Deila has also confirmed that Brown will remain in situ as club captain for the campaign ahead. "You never say something is forever but of course Scott is going to be the captain," said the Celtic manager. "What I like about Scott is his professionalism. It is the same as John. They give 100% in every training session.
"On the pitch, when something is going wrong, Scott takes care of it and turns it around. That's what you need from a captain. Passion is everything and Scott brings that to the team. You need players who can turn things around when it
is going wrong. You need them
to be hard mentally. I have heard about his sense of humour too, but
I need to learn the language a little bit better first.

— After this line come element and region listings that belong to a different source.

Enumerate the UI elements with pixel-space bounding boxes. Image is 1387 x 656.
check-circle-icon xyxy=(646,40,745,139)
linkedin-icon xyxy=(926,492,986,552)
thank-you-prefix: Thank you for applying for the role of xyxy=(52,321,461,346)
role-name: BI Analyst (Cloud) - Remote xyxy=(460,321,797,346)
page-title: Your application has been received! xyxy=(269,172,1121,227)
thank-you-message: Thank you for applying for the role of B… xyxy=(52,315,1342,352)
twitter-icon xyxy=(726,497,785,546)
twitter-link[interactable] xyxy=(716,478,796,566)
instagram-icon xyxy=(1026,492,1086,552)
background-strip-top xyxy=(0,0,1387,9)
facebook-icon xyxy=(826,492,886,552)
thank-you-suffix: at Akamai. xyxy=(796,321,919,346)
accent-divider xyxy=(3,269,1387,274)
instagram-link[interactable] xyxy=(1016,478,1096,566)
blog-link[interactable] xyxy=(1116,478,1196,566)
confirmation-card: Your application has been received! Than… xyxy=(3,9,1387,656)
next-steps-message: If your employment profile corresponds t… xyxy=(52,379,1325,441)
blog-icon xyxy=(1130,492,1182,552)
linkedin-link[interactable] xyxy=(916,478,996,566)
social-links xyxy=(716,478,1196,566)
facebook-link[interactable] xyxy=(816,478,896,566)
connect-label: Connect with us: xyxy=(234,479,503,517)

For now, I will just laugh when the others laugh."
Ronald Koeman, who was appointed as the Southampton manager earlier this week,
is understood to have an interest
in signing his fellow Dutchman Virgil van Dijk from Celtic, but Deila hopes to persuade the centre-half to stay in Glasgow for his first season in charge. "The day something comes to the office and it is real, we can talk about it, but
I want to keep Virgil because he is a fantastic player," he said.
"He is a very important player
for us to go into the Champions League with. I will do everything
I can to keep him."
Deila is also talking to former Hearts goalkeeper Craig Gordon about a contract and insists there could be a place for him within
his squad even if Fraser Forster, who is at the World Cup as part
of the England squad, remains at Celtic Park.
"Of course they can be here together," said Deila. "Craig has been a fantastic keeper. If he can handle the training, there is a good goalkeeper there and everyone has seen that. The medical staff are saying he can handle the training now. That's important if he is going to go back to the same level, or maybe become even better."
Deila, however, has cooled speculation that he will return
to his former club Stromsgodset
as he makes his initial moves in the transfer market. "You need the Champions League standard and Norway is far away from that,"
he added. "I hope we can get some Scottish players. That is the best thing."